Cena do filme Uma Vida Oculta, de Terrence Malick
"Como crer em Deus depois de Auschwitz? Franz Jägerstätter é a personificação de tantos anônimos que, como nos mostra Malick em Uma Vida Oculta, viveram fielmente uma vida oculta a partir da liberdade cristã da qual nos falou o Papa Francisco na catequese do dia 06-10-2021.
O comentário é de Patricia Fachin, jornalista, graduada e mestre em Filosofia pela Unisinos.
A pergunta que todos levantamos em inúmeros momentos da vida cotidiana, refeita e reafirmada após a Segunda Guerra Mundial, "Como crer em Deus depois de Auschwitz?", também foi posta, de certo modo, pelo Papa Bento XVI, em 2006, ao rezar diante das lápides durante uma cerimônia em memória às vítimas do nazismo: "Onde estava Deus?"
Fortemente influenciada pela inquietude, marca da espiritualidade agostiniana, a pergunta do papa, que teve em Santo Agostinho seu grande mestre espiritual, nos remete para uma máxima do bispo de Hipona que jamais saiu da minha cabeça desde que a ouvi pela primeira vez em uma aula de filosofia medieval: É necessário crer para compreender e compreender para continuar crendo.
Esse espírito inquieto foi relembrado recentemente pelo cardeal Gianfranco Ravasi, presidente do Pontifício Conselho para a Cultura no Vaticano, em entrevista ao teólogo Vito Mancuso sobre seu mais recente livro, Biografia di Gesù, Secondo i Vangeli (Biografia de Jesus. Segundo os Evangelhos, em tradução livre), reproduzida na página eletrônica do Instituto Humanitas Unisinos - IHU.
Na entrevista, Ravasi explicou sua concepção de fé: "Sou a favor de uma concepção da fé que é substancialmente aquela de Jó: isto é, a dúvida fecunda, a pergunta". Na ocasião, ele comentou sobre uma conversa com o escritor francês Julien Green, convertido ao catolicismo depois da morte da mãe, sobre o segredo que o permitiu manter a fé "durante um século muito crítico como o século XX". A resposta, segundo Ravasi, foi a seguinte: "'Há uma frase no meu Journal que ninguém notou: enquanto estivermos inquietos, podemos ficar tranquilos’. É a inquietude agostiniana. É rezar como um questionamento contínuo ao além e ao outro, para nós, crentes, o Além e o Outro".
Franz Jägerstätter, um fazendeiro austríaco e católico devoto que se recusou a prestar juramento de fidelidade a Hitler e ao Terceiro Reich por convicção interior e liberdade de consciência, declarado mártir e beatificado por Bento XVI em 2007, personagem central do filme Uma Vida Oculta (2019), de Terrence Malick, é um exemplo de alguém que viveu movido pelo espírito inquieto.
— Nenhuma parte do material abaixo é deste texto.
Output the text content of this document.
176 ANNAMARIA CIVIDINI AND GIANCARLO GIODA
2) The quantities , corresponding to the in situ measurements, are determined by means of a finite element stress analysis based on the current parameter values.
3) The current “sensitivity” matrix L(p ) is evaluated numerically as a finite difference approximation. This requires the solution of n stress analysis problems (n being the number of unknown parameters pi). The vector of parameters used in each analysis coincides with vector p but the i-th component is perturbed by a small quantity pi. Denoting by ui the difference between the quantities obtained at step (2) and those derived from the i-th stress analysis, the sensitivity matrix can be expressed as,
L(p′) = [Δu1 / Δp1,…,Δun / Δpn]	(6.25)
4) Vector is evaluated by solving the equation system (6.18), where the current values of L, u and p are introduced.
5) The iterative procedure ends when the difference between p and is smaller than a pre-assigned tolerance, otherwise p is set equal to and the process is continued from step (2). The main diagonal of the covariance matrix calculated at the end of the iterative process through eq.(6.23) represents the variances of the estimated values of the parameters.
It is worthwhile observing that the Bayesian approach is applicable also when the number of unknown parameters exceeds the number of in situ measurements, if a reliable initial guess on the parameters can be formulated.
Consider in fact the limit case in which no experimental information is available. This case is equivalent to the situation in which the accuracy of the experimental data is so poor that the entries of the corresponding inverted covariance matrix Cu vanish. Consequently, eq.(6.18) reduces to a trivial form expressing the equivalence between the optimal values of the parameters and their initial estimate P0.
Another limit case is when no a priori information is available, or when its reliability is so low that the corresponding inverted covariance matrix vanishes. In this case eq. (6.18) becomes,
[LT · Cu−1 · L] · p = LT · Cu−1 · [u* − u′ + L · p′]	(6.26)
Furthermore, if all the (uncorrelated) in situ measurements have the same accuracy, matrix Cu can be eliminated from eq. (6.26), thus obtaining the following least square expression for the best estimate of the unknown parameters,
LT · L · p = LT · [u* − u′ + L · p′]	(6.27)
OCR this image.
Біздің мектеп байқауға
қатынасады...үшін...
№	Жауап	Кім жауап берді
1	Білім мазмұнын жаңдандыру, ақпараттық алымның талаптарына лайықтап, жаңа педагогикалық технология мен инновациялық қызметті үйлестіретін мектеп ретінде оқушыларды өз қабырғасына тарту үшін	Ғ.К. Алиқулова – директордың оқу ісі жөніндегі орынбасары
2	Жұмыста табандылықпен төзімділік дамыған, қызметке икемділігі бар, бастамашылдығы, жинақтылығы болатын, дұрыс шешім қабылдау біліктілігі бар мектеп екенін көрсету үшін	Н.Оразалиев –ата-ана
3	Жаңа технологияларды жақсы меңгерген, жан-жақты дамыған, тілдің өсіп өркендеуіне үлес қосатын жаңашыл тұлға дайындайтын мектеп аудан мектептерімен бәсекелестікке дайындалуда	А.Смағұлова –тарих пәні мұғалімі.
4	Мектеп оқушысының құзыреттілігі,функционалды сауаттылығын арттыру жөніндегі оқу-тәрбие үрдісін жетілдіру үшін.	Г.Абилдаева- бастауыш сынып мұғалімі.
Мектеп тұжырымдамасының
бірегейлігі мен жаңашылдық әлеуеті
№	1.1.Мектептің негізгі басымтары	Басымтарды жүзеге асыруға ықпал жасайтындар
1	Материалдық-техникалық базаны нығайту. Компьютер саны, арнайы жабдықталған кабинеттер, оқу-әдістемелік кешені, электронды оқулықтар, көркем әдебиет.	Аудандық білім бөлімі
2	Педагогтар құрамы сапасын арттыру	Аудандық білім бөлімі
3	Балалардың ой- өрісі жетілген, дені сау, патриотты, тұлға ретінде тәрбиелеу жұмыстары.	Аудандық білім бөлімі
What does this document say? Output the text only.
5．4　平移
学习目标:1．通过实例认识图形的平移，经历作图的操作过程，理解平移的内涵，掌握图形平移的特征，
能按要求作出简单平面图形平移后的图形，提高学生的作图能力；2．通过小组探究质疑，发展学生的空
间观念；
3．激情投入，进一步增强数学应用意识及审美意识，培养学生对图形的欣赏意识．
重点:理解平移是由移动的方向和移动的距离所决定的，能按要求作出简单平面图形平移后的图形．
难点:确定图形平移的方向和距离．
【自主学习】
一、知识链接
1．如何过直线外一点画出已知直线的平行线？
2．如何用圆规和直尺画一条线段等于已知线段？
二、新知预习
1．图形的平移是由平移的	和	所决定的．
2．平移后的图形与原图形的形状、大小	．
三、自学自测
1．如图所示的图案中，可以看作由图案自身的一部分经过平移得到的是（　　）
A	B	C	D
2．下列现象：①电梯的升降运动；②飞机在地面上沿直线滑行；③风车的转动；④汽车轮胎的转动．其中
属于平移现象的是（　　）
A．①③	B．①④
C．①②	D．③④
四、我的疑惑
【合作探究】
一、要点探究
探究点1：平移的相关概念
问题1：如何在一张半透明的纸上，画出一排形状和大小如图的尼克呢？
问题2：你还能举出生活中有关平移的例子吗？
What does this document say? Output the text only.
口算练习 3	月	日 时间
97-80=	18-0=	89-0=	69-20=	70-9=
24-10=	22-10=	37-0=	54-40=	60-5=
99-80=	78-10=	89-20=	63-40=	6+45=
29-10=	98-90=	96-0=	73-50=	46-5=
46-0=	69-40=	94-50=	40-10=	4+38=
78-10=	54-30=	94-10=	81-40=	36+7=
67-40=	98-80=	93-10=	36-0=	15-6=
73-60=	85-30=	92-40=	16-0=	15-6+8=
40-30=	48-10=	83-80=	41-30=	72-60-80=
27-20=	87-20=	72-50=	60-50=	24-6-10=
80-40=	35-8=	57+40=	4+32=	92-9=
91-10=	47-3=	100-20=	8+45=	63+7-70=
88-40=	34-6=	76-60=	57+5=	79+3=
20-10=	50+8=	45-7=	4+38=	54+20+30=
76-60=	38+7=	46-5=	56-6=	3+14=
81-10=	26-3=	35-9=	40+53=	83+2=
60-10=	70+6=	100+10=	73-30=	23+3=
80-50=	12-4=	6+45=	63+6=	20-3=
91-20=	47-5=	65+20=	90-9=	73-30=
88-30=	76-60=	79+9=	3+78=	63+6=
É a personificação de tantos anônimos que, como nos lembra Malick, viveram fielmente uma vida oculta a partir da liberdade cristã da qual nos falou o Papa Francisco na catequese do dia 06-10-2021: "A verdade deve nos perturbar. A inquietação é um sinal de que o Espírito está trabalhando em nós. A liberdade deve nos fazer perguntas continuamente, para que possamos sempre ir mais fundo do que realmente somos. Descobrimos assim que o caminho da verdade e da liberdade é uma jornada cansativa que dura a vida toda. É cansativo ser livre, mas não impossível. Um caminho no qual o Amor que vem da Cruz nos guia e nos sustenta: o Amor que nos revela a verdade e nos dá liberdade. E este é o caminho da felicidade. A liberdade nos torna livres, alegres e felizes".